Em 2014 a Abrasme (Associação Brasileira de Saúde Mental) lançou a campanha pela convocação da quinta conferência, que não foi acatada pelo Ministério da Saúde… E aí veio o golpe de 2016 e o movimento foi surpreendido com a nomeação de um coordenador nacional de saúde mental absolutamente defensor do modelo manicomial! O diretor de um dos maiores manicômios no Brasil, talvez o maior manicômio privado de todo mundo: a casa de Saúde Dr. Eiras de Paracambi que chegou a ter 2500 vagas financiadas pelo poder público! O movimento não aceitou a nomeação e ocupou a coordenação nacional de saúde mental, um acontecimento que ficou conhecido como o “Fora Valencius” (em referência ao nome do coordenador nomeado), assim como o movimento “fica Tyka”, em apoio ao ex-coordenador exonerado. Foram vários meses de ocupação por parte de usuários, familiares, simpatizantes, num processo que mobilizou a imprensa e a opinião pública.

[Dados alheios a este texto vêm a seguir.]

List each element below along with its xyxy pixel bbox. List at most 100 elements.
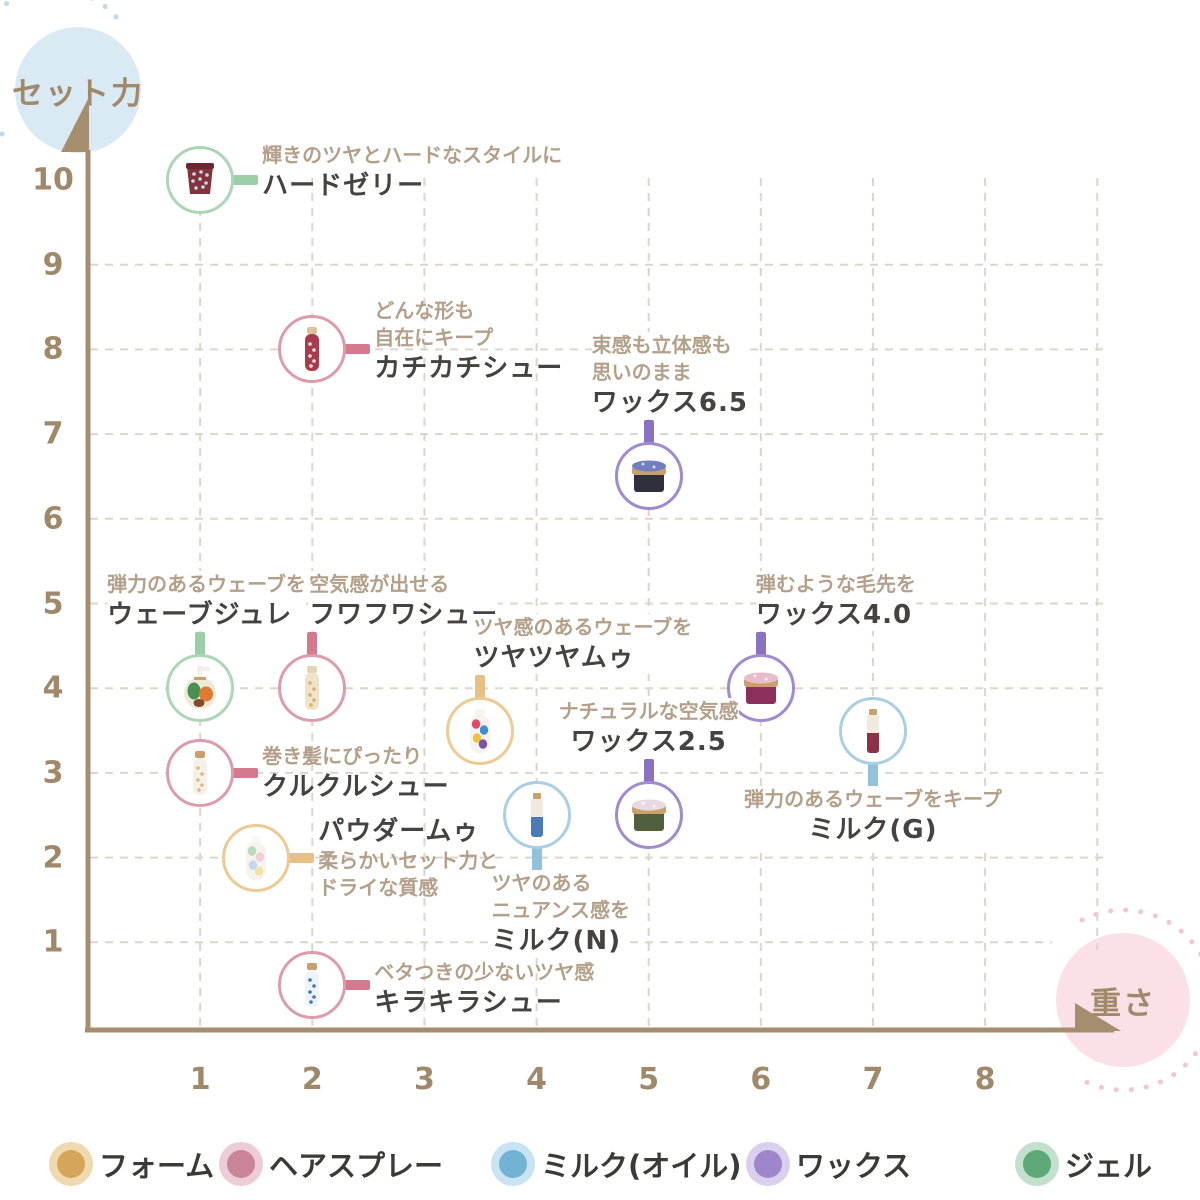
product-marker[interactable] [502, 781, 571, 850]
product-marker[interactable] [726, 654, 795, 723]
product-desc: 弾力のあるウェーブをキープ [744, 786, 1002, 811]
product-marker[interactable] [838, 696, 907, 765]
product-marker[interactable] [614, 442, 683, 511]
product-desc: 空気感が出せる [309, 572, 450, 597]
x-tick-label: 5 [638, 1062, 660, 1097]
product-name: ウェーブジュレ [107, 600, 293, 631]
legend-label: ジェル [1065, 1149, 1153, 1183]
product-label: 弾むような毛先をワックス4.0 [755, 571, 916, 632]
product-label: 束感も立体感も 思いのままワックス6.5 [591, 332, 748, 420]
legend-dot-icon [754, 1150, 782, 1178]
product-desc: ツヤのある [491, 871, 592, 896]
product-desc: 輝きのツヤとハードなスタイルに [262, 143, 563, 167]
y-tick-label: 9 [42, 247, 64, 283]
product-label: ツヤのある ニュアンス感をミルク(N) [491, 870, 630, 958]
product-name: ワックス6.5 [591, 388, 748, 419]
product-icon [184, 666, 217, 710]
legend-item: ミルク(オイル) [499, 1146, 742, 1183]
product-marker[interactable] [166, 738, 235, 807]
y-tick-label: 4 [42, 670, 64, 706]
product-icon [305, 962, 320, 1007]
product-label: どんな形も 自在にキープカチカチシュー [374, 298, 563, 385]
product-name: ツヤツヤムゥ [473, 642, 635, 673]
y-tick-label: 1 [42, 924, 64, 960]
product-icon [246, 835, 267, 880]
x-axis-label: 重さ [1090, 985, 1156, 1022]
product-desc: 束感も立体感も [591, 333, 732, 358]
product-icon [470, 708, 491, 753]
product-name: ミルク(G) [808, 814, 938, 845]
y-tick-label: 3 [42, 755, 64, 791]
legend-dot-icon [1023, 1150, 1051, 1178]
y-tick-label: 8 [42, 331, 64, 367]
product-icon [305, 666, 320, 711]
product-marker[interactable] [222, 823, 291, 892]
product-marker[interactable] [278, 654, 347, 723]
label-connector [342, 979, 371, 990]
product-name: ミルク(N) [491, 926, 622, 957]
product-icon [866, 708, 879, 753]
label-connector [307, 632, 318, 658]
y-tick-label: 10 [32, 162, 74, 198]
legend-item: ジェル [1023, 1146, 1153, 1183]
product-marker[interactable] [446, 696, 515, 765]
product-name: キラキラシュー [374, 987, 563, 1018]
legend-item: フォーム [57, 1146, 215, 1183]
product-label: ベタつきの少ないツヤ感 キラキラシュー [374, 959, 594, 1019]
product-name: ハードゼリー [262, 171, 425, 201]
x-tick-label: 3 [413, 1062, 435, 1097]
legend-item: ワックス [754, 1146, 911, 1183]
x-tick-label: 6 [750, 1062, 772, 1097]
product-icon [631, 460, 666, 493]
label-connector [342, 344, 371, 355]
y-tick-label: 6 [42, 501, 64, 537]
product-label: 弾力のあるウェーブをウェーブジュレ [107, 571, 306, 632]
product-desc: ツヤ感のあるウェーブを [473, 614, 693, 639]
label-connector [531, 846, 542, 872]
product-icon [530, 793, 543, 838]
x-tick-label: 7 [862, 1062, 884, 1097]
product-marker[interactable] [166, 654, 235, 723]
y-axis-label: セット力 [12, 75, 144, 112]
product-desc: 巻き髪にぴったり [262, 743, 423, 768]
x-axis-label-bubble: 重さ [1056, 933, 1190, 1067]
product-desc: 弾むような毛先を [755, 572, 916, 597]
legend-label: ミルク(オイル) [541, 1149, 742, 1183]
legend-dot-icon [499, 1150, 527, 1178]
legend-item: ヘアスプレー [227, 1146, 443, 1183]
product-label: ナチュラルな空気感 ワックス2.5 [558, 698, 739, 759]
product-marker[interactable] [278, 950, 347, 1019]
legend-label: フォーム [99, 1149, 215, 1183]
product-label: 巻き髪にぴったりクルクルシュー [262, 743, 449, 803]
y-tick-label: 7 [42, 416, 64, 452]
product-icon [743, 672, 778, 705]
product-marker[interactable] [166, 146, 235, 214]
product-name: クルクルシュー [262, 771, 450, 802]
label-connector [643, 759, 654, 785]
label-connector [867, 761, 878, 787]
product-desc: 思いのまま [591, 360, 692, 385]
label-connector [230, 767, 259, 778]
product-icon [193, 750, 208, 795]
product-icon [631, 799, 666, 832]
product-icon [186, 163, 215, 194]
product-desc: ニュアンス感を [491, 898, 630, 923]
product-desc: どんな形も [374, 298, 475, 323]
product-desc: 自在にキープ [374, 325, 494, 350]
product-label: 輝きのツヤとハードなスタイルにハードゼリー [262, 142, 562, 202]
product-desc: ドライな質感 [318, 875, 439, 900]
product-desc: 柔らかいセット力と [318, 848, 499, 873]
legend-dot-icon [227, 1150, 255, 1178]
product-name: パウダームゥ [318, 816, 480, 847]
product-name: カチカチシュー [374, 353, 564, 384]
product-name: ワックス4.0 [755, 600, 913, 631]
product-desc: 弾力のあるウェーブを [107, 572, 306, 597]
x-tick-label: 1 [189, 1062, 211, 1097]
y-tick-label: 2 [42, 840, 64, 876]
product-marker[interactable] [278, 315, 347, 384]
product-marker[interactable] [614, 781, 683, 850]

Na sequência vieram gestões absurdamente conservadoras vinculadas aos interesses privados, aos interesses da mercantilização da indústria da doença e da loucura! Surgiram portarias ilegais e ilegítimas que revogavam os avanços alcançados, construídos coletivamente, de forma participativa e democrática, ao longo de décadas de luta pelo SUS e pela reforma psiquiátrica. Após o golpe no governo Dilma e o estrago da gestão Temer seria possível acontecer algo pior? Do tipo “pior não pode ficar”? Engano, entramos na era Bolsonaro e, para agravar a situação, veio a pandemia de Covid-19!

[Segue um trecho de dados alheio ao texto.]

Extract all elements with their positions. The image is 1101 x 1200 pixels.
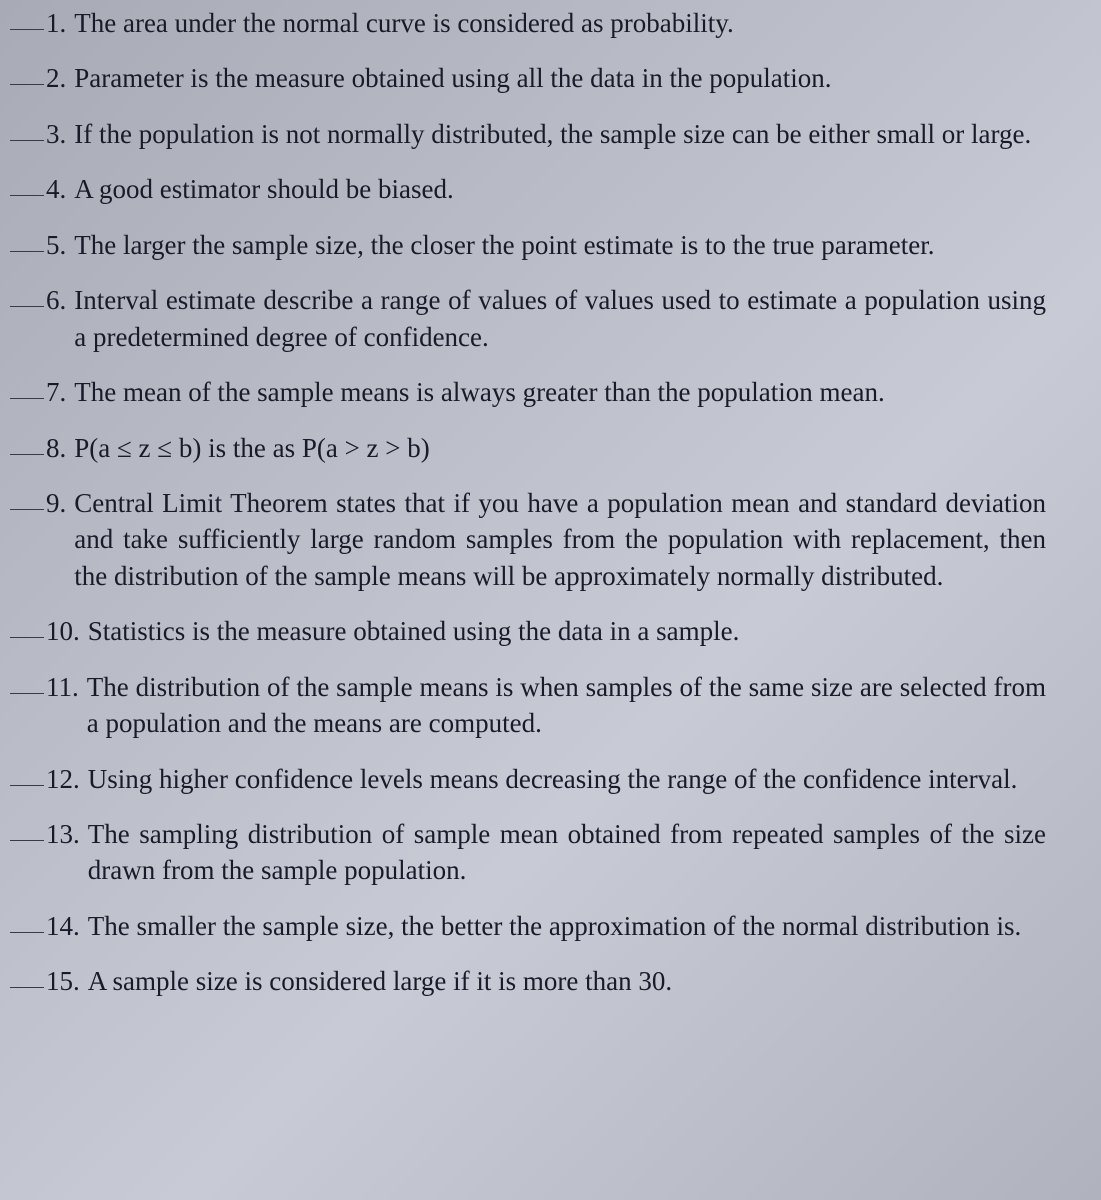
question-text: The area under the normal curve is consi… <box>74 5 1046 41</box>
question-number: 14. <box>46 908 80 944</box>
question-item: 3. If the population is not normally dis… <box>10 116 1046 152</box>
question-body: 1. The area under the normal curve is co… <box>46 5 1046 41</box>
question-item: 8. P(a ≤ z ≤ b) is the as P(a > z > b) <box>10 430 1046 466</box>
question-text: The smaller the sample size, the better … <box>88 908 1046 944</box>
answer-blank[interactable] <box>10 84 44 85</box>
answer-blank[interactable] <box>10 398 44 399</box>
question-item: 6. Interval estimate describe a range of… <box>10 282 1046 355</box>
answer-blank[interactable] <box>10 987 44 988</box>
question-text: P(a ≤ z ≤ b) is the as P(a > z > b) <box>74 430 1046 466</box>
question-number: 12. <box>46 761 80 797</box>
question-body: 3. If the population is not normally dis… <box>46 116 1046 152</box>
question-text: Interval estimate describe a range of va… <box>74 282 1046 355</box>
question-item: 4. A good estimator should be biased. <box>10 171 1046 207</box>
answer-blank[interactable] <box>10 195 44 196</box>
question-list: 1. The area under the normal curve is co… <box>10 5 1046 1019</box>
answer-blank[interactable] <box>10 251 44 252</box>
question-number: 5. <box>46 227 66 263</box>
answer-blank[interactable] <box>10 140 44 141</box>
question-item: 14. The smaller the sample size, the bet… <box>10 908 1046 944</box>
question-item: 15. A sample size is considered large if… <box>10 963 1046 999</box>
question-body: 6. Interval estimate describe a range of… <box>46 282 1046 355</box>
question-text: Statistics is the measure obtained using… <box>88 613 1046 649</box>
question-number: 15. <box>46 963 80 999</box>
question-body: 11. The distribution of the sample means… <box>46 669 1046 742</box>
question-body: 14. The smaller the sample size, the bet… <box>46 908 1046 944</box>
question-text: The larger the sample size, the closer t… <box>74 227 1046 263</box>
question-number: 4. <box>46 171 66 207</box>
answer-blank[interactable] <box>10 29 44 30</box>
answer-blank[interactable] <box>10 509 44 510</box>
question-text: Central Limit Theorem states that if you… <box>74 485 1046 594</box>
question-number: 8. <box>46 430 66 466</box>
question-body: 5. The larger the sample size, the close… <box>46 227 1046 263</box>
question-body: 15. A sample size is considered large if… <box>46 963 1046 999</box>
question-text: A good estimator should be biased. <box>74 171 1046 207</box>
question-item: 2. Parameter is the measure obtained usi… <box>10 60 1046 96</box>
question-body: 13. The sampling distribution of sample … <box>46 816 1046 889</box>
question-body: 8. P(a ≤ z ≤ b) is the as P(a > z > b) <box>46 430 1046 466</box>
answer-blank[interactable] <box>10 840 44 841</box>
question-number: 11. <box>46 669 79 705</box>
question-text: Parameter is the measure obtained using … <box>74 60 1046 96</box>
answer-blank[interactable] <box>10 932 44 933</box>
question-item: 13. The sampling distribution of sample … <box>10 816 1046 889</box>
question-body: 4. A good estimator should be biased. <box>46 171 1046 207</box>
question-body: 7. The mean of the sample means is alway… <box>46 374 1046 410</box>
question-body: 10. Statistics is the measure obtained u… <box>46 613 1046 649</box>
question-item: 11. The distribution of the sample means… <box>10 669 1046 742</box>
question-number: 3. <box>46 116 66 152</box>
question-item: 5. The larger the sample size, the close… <box>10 227 1046 263</box>
question-number: 6. <box>46 282 66 318</box>
question-text: A sample size is considered large if it … <box>88 963 1046 999</box>
answer-blank[interactable] <box>10 693 44 694</box>
question-text: If the population is not normally distri… <box>74 116 1046 152</box>
question-number: 13. <box>46 816 80 852</box>
question-item: 7. The mean of the sample means is alway… <box>10 374 1046 410</box>
question-body: 2. Parameter is the measure obtained usi… <box>46 60 1046 96</box>
answer-blank[interactable] <box>10 785 44 786</box>
answer-blank[interactable] <box>10 637 44 638</box>
question-text: The sampling distribution of sample mean… <box>88 816 1046 889</box>
question-text: Using higher confidence levels means dec… <box>88 761 1046 797</box>
question-number: 10. <box>46 613 80 649</box>
answer-blank[interactable] <box>10 454 44 455</box>
question-number: 7. <box>46 374 66 410</box>
question-item: 1. The area under the normal curve is co… <box>10 5 1046 41</box>
question-number: 9. <box>46 485 66 521</box>
question-number: 1. <box>46 5 66 41</box>
question-body: 12. Using higher confidence levels means… <box>46 761 1046 797</box>
question-item: 9. Central Limit Theorem states that if … <box>10 485 1046 594</box>
answer-blank[interactable] <box>10 306 44 307</box>
question-number: 2. <box>46 60 66 96</box>
question-text: The mean of the sample means is always g… <box>74 374 1046 410</box>
question-item: 12. Using higher confidence levels means… <box>10 761 1046 797</box>
question-text: The distribution of the sample means is … <box>87 669 1046 742</box>
question-item: 10. Statistics is the measure obtained u… <box>10 613 1046 649</box>
question-body: 9. Central Limit Theorem states that if … <box>46 485 1046 594</box>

Mas o Movimento Antimanicomial não esmoreceu, não abriu mão de seus espaços, não retrocedeu em suas práticas e resistiu duramente a todo o retrocesso e tentativas de retrocesso. Ao contrário, cresceu em suas várias formas de luta antimanicomial, antiproibicionista, anticolonialista, antirracista e antipatriarcal e em outras frentes de defesa dos direitos, da liberdade e da democracia. Cresceram iniciativas como a da Plataforma Brasileira sobre Política de Drogas, como os Intercambiantes e a Abramd (Associação Brasileira Multidisciplinar de Estudos sobre Drogas), ao mesmo tempo em que se fortaleceram a Abrasme e os vários movimentos antimanicomiais existentes no país.
Assim, está configurada a oportunidade histórica de avançar no processo civilizatório. A partir do cuidado em liberdade e respeito aos direitos humanos. Democracia, diálogo e construção de consensos na diversidade.
* Publicado no Outra Saúde, em 30/1/2023. Paulo Amarante é psiquiatra, presidente de honra da Associação Brasileira de Saúde Mental, Doutor Honoris Causa da Universidade das Mães da Praça de Maio e pesquisador da Fiocruz. Autor de diversos livros sobre o assunto.